Measuring the Effect of Training Data on Deep Learning Predictions via Randomized Experiments
This work addresses the need for interpretability in deep learning by providing a principled way to measure data point effects, which is incremental as it builds on existing Shapley value concepts with efficiency gains.
The paper tackles the problem of quantifying individual training data contributions to deep learning model predictions by introducing a new algorithm that estimates the Average Marginal Effect (AME) using randomized experiments and LASSO regression. The result is an efficient estimator requiring only O(k log N) submodel trainings under sparsity assumptions, improving upon prior Shapley value methods.

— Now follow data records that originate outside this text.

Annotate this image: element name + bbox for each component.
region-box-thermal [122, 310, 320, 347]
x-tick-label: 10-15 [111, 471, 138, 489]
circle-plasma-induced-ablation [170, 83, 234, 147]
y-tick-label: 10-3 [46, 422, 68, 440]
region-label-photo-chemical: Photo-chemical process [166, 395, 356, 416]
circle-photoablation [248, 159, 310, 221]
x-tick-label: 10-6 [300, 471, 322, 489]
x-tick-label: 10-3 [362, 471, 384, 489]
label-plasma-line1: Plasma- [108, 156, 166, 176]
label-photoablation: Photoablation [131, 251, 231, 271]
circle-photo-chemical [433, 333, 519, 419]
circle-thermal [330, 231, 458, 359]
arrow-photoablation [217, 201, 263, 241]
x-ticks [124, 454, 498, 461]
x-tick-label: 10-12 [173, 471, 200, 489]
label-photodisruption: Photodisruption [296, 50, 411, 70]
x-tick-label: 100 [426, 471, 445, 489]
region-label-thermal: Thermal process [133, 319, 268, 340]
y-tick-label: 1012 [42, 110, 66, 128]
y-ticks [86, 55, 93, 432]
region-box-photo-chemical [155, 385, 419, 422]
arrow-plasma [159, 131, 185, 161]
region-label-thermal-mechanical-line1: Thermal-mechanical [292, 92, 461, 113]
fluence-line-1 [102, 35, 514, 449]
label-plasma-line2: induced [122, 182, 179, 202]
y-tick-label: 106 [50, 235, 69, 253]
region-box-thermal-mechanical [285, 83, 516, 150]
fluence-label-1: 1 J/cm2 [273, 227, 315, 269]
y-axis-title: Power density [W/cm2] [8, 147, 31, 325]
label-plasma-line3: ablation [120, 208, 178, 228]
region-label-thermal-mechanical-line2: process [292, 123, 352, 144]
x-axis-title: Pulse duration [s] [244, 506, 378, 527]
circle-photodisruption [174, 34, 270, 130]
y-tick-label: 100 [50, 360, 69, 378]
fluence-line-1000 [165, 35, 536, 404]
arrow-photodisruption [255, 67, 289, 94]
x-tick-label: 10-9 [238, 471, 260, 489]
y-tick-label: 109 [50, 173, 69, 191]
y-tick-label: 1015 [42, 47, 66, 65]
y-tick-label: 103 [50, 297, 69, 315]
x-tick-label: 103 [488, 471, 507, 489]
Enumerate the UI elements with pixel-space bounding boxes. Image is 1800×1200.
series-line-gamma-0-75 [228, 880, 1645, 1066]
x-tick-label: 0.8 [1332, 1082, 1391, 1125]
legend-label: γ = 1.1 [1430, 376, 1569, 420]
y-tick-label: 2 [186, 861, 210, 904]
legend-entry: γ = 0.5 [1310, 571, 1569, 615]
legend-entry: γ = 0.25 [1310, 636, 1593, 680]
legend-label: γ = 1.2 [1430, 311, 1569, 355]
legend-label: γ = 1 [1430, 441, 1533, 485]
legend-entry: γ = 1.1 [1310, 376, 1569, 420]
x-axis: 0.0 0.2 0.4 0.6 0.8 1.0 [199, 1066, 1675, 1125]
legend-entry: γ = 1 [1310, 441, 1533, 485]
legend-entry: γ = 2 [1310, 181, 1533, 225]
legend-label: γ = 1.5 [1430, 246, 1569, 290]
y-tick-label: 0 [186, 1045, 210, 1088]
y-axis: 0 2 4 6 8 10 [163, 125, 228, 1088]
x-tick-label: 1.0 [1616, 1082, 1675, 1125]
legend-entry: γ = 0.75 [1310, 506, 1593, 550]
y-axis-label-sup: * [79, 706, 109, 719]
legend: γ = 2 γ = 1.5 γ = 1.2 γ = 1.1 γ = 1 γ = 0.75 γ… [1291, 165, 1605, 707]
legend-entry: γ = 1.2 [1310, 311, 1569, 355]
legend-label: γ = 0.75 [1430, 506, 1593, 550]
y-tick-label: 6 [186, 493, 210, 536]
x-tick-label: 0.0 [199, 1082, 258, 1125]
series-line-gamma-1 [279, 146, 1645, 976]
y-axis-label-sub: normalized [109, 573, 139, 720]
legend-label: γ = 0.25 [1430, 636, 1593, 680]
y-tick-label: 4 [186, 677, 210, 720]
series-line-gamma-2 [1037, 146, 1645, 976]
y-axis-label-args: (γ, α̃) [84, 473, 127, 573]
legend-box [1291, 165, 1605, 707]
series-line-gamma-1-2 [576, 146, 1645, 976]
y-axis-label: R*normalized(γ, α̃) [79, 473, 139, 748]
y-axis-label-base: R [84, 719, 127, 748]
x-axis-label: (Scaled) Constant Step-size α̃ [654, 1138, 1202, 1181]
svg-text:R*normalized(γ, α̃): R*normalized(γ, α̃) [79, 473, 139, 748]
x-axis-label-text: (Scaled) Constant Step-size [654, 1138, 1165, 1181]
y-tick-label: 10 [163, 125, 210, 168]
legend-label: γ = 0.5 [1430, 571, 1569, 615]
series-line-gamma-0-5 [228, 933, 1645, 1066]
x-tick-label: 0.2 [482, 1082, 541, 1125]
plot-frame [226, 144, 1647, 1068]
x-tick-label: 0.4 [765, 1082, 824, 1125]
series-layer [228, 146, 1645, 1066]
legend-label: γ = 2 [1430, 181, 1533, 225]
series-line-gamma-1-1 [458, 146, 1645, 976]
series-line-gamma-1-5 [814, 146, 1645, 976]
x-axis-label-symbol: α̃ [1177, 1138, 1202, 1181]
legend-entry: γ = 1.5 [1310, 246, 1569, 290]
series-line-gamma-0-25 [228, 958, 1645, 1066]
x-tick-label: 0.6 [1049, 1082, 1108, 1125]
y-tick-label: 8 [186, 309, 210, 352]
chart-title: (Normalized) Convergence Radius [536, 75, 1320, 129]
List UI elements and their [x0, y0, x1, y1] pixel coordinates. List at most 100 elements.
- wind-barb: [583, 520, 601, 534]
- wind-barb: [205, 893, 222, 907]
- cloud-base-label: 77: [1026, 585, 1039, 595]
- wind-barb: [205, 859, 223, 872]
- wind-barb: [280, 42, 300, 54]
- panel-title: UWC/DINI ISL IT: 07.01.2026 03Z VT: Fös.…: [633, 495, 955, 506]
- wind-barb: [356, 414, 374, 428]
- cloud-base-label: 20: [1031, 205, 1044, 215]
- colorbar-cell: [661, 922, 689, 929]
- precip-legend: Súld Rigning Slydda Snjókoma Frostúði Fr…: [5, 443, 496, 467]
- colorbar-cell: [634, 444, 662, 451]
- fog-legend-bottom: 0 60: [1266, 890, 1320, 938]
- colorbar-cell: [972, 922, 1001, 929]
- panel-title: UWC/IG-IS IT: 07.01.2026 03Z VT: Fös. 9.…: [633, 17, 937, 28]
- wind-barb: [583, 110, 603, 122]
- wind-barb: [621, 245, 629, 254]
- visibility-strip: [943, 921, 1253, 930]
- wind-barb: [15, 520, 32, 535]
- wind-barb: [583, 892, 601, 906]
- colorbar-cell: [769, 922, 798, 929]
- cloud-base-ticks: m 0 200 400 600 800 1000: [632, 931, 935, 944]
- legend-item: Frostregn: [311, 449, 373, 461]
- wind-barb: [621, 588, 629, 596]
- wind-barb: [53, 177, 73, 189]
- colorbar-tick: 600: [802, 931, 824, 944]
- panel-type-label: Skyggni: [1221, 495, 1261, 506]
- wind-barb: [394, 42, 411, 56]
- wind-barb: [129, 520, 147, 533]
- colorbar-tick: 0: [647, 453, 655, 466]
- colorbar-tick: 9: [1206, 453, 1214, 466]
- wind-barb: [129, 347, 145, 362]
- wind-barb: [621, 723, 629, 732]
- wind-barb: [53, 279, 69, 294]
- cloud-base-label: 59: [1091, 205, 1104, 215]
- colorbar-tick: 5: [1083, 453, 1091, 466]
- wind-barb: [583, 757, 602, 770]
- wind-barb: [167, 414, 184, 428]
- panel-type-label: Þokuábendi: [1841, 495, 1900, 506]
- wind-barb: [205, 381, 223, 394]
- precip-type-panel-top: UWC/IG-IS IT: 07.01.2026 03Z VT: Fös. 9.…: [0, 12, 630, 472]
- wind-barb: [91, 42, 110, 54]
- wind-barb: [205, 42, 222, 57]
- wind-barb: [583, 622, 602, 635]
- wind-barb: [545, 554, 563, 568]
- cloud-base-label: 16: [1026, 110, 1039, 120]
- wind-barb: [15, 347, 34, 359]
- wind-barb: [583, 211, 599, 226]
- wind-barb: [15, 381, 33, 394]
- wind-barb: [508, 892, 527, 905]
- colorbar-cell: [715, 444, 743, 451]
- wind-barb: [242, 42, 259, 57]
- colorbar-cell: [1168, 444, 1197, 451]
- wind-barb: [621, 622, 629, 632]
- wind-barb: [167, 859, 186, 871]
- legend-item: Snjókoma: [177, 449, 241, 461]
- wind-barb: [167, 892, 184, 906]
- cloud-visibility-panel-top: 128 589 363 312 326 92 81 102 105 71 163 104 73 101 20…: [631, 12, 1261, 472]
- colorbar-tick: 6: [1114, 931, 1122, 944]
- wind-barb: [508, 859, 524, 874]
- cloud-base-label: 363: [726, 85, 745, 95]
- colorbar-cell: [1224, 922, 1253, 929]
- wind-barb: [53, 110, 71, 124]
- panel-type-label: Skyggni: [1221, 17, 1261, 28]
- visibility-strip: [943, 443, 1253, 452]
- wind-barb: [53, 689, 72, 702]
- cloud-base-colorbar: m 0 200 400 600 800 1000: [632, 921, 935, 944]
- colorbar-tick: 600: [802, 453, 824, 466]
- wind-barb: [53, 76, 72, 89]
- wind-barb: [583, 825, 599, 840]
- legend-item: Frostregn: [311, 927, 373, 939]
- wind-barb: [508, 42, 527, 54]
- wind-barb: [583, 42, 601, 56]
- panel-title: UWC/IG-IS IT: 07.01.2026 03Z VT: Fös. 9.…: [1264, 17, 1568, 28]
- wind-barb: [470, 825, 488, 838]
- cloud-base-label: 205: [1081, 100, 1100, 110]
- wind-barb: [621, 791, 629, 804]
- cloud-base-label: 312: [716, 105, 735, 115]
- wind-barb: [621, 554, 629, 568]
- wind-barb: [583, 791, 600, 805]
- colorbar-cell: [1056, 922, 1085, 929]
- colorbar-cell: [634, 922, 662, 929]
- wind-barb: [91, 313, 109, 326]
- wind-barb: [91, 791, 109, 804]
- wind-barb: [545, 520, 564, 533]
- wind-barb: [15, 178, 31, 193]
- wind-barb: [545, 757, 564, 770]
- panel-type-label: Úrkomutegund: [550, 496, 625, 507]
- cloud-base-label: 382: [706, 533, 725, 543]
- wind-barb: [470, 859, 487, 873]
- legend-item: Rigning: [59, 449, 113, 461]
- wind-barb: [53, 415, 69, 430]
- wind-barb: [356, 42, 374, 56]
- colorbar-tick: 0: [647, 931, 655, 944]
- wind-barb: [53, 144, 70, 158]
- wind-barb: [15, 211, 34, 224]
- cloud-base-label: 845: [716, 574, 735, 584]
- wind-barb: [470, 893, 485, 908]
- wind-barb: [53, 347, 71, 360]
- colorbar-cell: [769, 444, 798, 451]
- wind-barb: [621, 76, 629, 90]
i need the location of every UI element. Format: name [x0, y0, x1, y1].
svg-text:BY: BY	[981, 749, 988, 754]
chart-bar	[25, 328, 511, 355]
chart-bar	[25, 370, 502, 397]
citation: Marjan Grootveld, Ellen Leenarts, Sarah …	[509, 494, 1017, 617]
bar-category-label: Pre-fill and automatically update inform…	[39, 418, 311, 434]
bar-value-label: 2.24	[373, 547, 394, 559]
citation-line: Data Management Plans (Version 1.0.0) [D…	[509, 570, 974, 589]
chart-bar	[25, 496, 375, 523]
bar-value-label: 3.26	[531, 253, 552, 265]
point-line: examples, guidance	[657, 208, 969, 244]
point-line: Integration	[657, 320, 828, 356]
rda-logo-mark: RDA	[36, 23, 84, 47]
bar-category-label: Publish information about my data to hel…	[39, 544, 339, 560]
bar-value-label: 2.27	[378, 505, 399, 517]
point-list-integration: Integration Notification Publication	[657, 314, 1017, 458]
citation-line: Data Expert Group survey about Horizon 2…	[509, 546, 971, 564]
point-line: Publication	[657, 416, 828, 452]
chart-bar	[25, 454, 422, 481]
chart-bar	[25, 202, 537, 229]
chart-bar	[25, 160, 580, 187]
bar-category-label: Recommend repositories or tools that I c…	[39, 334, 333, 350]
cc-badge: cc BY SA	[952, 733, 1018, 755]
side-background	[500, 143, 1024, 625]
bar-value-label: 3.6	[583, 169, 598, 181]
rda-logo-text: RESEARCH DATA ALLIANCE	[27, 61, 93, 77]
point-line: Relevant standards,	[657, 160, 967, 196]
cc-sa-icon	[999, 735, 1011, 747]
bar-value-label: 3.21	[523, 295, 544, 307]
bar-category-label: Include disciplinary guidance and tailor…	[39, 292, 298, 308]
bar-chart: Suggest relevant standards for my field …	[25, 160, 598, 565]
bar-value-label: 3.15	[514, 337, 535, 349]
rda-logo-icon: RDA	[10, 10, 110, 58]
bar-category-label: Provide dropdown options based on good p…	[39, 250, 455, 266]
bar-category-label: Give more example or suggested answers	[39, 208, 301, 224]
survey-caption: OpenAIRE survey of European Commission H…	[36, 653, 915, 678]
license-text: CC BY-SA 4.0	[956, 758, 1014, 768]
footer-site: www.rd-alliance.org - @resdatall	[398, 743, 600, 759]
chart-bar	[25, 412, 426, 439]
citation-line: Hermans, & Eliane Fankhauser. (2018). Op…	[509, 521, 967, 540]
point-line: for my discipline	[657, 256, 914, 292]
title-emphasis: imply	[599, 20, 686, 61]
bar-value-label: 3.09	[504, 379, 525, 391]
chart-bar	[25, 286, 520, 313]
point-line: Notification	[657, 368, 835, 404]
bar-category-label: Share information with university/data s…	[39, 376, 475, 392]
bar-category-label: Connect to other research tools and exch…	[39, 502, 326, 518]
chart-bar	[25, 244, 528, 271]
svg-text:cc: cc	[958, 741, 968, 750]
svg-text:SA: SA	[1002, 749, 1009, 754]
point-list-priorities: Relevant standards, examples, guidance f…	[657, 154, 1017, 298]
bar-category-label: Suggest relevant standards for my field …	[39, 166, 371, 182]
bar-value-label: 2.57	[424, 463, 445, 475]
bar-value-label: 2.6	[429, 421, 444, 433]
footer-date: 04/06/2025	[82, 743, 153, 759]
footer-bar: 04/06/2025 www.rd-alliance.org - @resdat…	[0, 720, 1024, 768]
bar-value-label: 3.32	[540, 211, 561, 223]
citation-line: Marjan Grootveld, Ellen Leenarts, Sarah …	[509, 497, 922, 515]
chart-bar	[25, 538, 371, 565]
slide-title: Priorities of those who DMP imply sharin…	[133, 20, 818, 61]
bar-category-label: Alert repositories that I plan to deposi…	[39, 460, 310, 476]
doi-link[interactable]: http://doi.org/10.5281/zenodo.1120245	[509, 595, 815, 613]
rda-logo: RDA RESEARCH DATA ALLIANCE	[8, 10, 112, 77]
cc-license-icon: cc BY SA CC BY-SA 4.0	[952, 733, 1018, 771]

We develop a new, principled algorithm for estimating the contribution of training data points to the behavior of a deep learning model, such as a specific prediction it makes. Our algorithm estimates the AME, a quantity that measures the expected (average) marginal effect of adding a data point to a subset of the training data, sampled from a given distribution. When subsets are sampled from the uniform distribution, the AME reduces to the well-known Shapley value. Our approach is inspired by causal inference and randomized experiments: we sample different subsets of the training data to train multiple submodels, and evaluate each submodel's behavior. We then use a LASSO regression to jointly estimate the AME of each data point, based on the subset compositions. Under sparsity assumptions ($k \ll N$ datapoints have large AME), our estimator requires only $O(k\log N)$ randomized submodel trainings, improving upon the best prior Shapley value estimators.